Lula diz não exigir desculpas de Alckmin: “Deixou o passado para trás”

O ex-presidente foi novamente questionado sobre a aliança com o ex-tucano com quem já teve embates em outros tempos

atualizado 04/05/2022 11:36

Em São Paulo, PSB oficializa nome de Alckmin como vice de LulaFábio Vieira/Metrópoles

O ex-presidente Luiz Inácio Lula da Silva, que será lançado pré-candidato pelo PT no próximo sábado (7/5), disse nesta quarta-feira (5/3) que não tem porque exigir desculpas de seu candidato a vice, Geraldo Alckmin (PSB), que, no passado, como integrante do PSDB, foi adversário do PT em duras campanhas. Para Lula, Alckmin já provou, ao deixar o ninho tucano e se filiar ao PSB para ser seu vice, “ter deixado o passado para trás”.

“Você não acha que o gesto do Alckmin, de ser meu candidato a vice, é uma demonstração inequívoca de que aquilo fez parte de um passado desse país e que as pessoas decentes não querem lembrar? Você não acha que o fato do Alckmin ter se filiado ao PSB, aceitado fazermos um programa de governo juntos e governar esse país junto é um gesto extraordinário de quem está falando assim: ‘vamos deixar pra lá o passado. Nós todos fomos enganados’?”.

“Vamos agora tocar o barco para frente porque o Brasil precisa ser recuperado, o Brasil precisa de emprego, o Brasil precisa de salário, o Brasil precisa de alguém que governe esse país falando um pouco de amor, falando um pouco de solidariedade, de fraternidade e nem alguém falando de ódio.
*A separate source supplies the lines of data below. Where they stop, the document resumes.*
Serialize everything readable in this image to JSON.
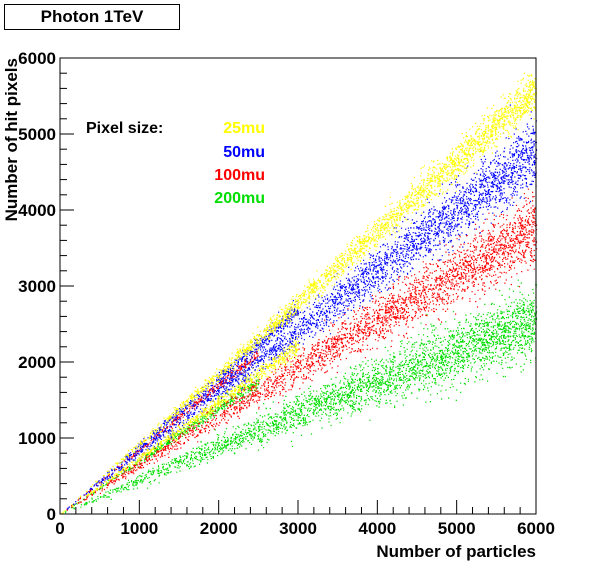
{
  "chart_data": {
    "type": "scatter",
    "title": "Photon 1TeV",
    "xlabel": "Number of particles",
    "ylabel": "Number of hit pixels",
    "xlim": [
      0,
      6000
    ],
    "ylim": [
      0,
      6000
    ],
    "x_ticks": [
      "0",
      "1000",
      "2000",
      "3000",
      "4000",
      "5000",
      "6000"
    ],
    "y_ticks": [
      "0",
      "1000",
      "2000",
      "3000",
      "4000",
      "5000",
      "6000"
    ],
    "legend_title": "Pixel size:",
    "legend_placement": "top-left",
    "grid": false,
    "series": [
      {
        "name": "25mu",
        "color": "#ffff00",
        "bands": [
          {
            "x_range": [
              0,
              6000
            ],
            "slope": 0.93,
            "curvature": 0.0,
            "spread": 0.025,
            "count": 2600
          },
          {
            "x_range": [
              0,
              3000
            ],
            "slope": 0.74,
            "curvature": 0.0,
            "spread": 0.03,
            "count": 700
          }
        ]
      },
      {
        "name": "50mu",
        "color": "#0000ff",
        "bands": [
          {
            "x_range": [
              0,
              6000
            ],
            "slope": 0.82,
            "curvature": 0.03,
            "spread": 0.045,
            "count": 2800
          },
          {
            "x_range": [
              0,
              3000
            ],
            "slope": 0.9,
            "curvature": 0.0,
            "spread": 0.02,
            "count": 500
          }
        ]
      },
      {
        "name": "100mu",
        "color": "#ff0000",
        "bands": [
          {
            "x_range": [
              0,
              6000
            ],
            "slope": 0.66,
            "curvature": 0.05,
            "spread": 0.06,
            "count": 2800
          },
          {
            "x_range": [
              0,
              2500
            ],
            "slope": 0.85,
            "curvature": 0.0,
            "spread": 0.02,
            "count": 400
          }
        ]
      },
      {
        "name": "200mu",
        "color": "#00dd00",
        "bands": [
          {
            "x_range": [
              0,
              6000
            ],
            "slope": 0.46,
            "curvature": 0.08,
            "spread": 0.09,
            "count": 3200
          },
          {
            "x_range": [
              0,
              2500
            ],
            "slope": 0.7,
            "curvature": 0.0,
            "spread": 0.03,
            "count": 500
          }
        ]
      }
    ]
  }
}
Eu acho que o gesto do Alckmin por si só já diz tudo que ele pensa daquilo que ele fez”, devolveu Lula, ao responder ao questionamento feito em entrevista à rádio CBN de Campinas.

O petista visitará a cidade do interior de São Paulo nesta quinta-feira onde é esperado para dar uma aula mágna na Unicamp.

Lula disse que é preciso respeitar Alckmin e os eleitores que votaram nele e que deram a ele quatro mandatos como governador de São Paulo. “É claro que vamos querer uma parte desses eleitores votando no Haddad agora”, disse o petista.

“Eu tenho que levar em conta e respeitar o homem que governou esse estado de São Paulo por mais de vinte anos”, observou. “Eu acho que uma pessoa que foi eleita como ele foi eleito e ganhou todas as vezes, inclusive do meu partido, eu acho que nós temos que respeitar.

“Eu acho que o ar o Alckmin agrega experiência, agrega algum setor da sociedade que durante muito tempo não votou no PT ou não quis votar no PT”, destacou.

Imprensa

A mesma complacência, no entanto, não se ouviu de Lula em relação à imprensa durante a entrevista à CBN. Lula voltou a cobrar um reconhecimento de que a imprensa comprou como verdadeiras as acusações da Lava Jato, hoje anuladas pela Justiça e reconhecidas como ineptas pela Organização das Nações Unidas (ONU).

“Eu acho que o que deveria acontecer era que uma parte da imprensa poderia pedir desculpa por ter sido enganada pelo (Sergio) Moro e pelo (Deltan) Dallagnol e pela equipe da Lava Jato, pedir desculpa ao povo brasileiro por tanta insensatez dessas pessoas que deveriam por serem homens de Estado, por serem empregados do Estado, deveria ter respeitado mais a sociedade brasileira”, enfatizou o petista.

O saldo que ficou da Lava Jato foram 4 milhões de pessoas desempregadas e a quebradeira da indústria de engenharia brasileira. Foram mais de 170 bilhões de reais que deixaram de ser investidos no setor produtivo desse país e mais 58 milhões de reais que deixaram de ser arrecadados”, disse Lula.

Pesquisas

Lula ainda se disse “tranquilo” em relação à divulgação das pesquisas que mostram uma melhoria do desempenho do presidente Jair Bolsonaro (PL) na disputa e atribuiu o crescimento à saída de Moro do quadro eleitoral.

Para Lula ainda há uma “distância muito grande” nas pesquisas recentes. “O Bolsonaro recuperou três ou quatro pontos nas pesquisas depois da saída do Moro, mas se você perceber bem a nossa distância continua acima de 15 pontos no Brasil, e isso é uma distância muito grande.”

“Eu estou tranquilo e estou com certeza que nós temos todas as condições para ganhar as eleições em 2022”.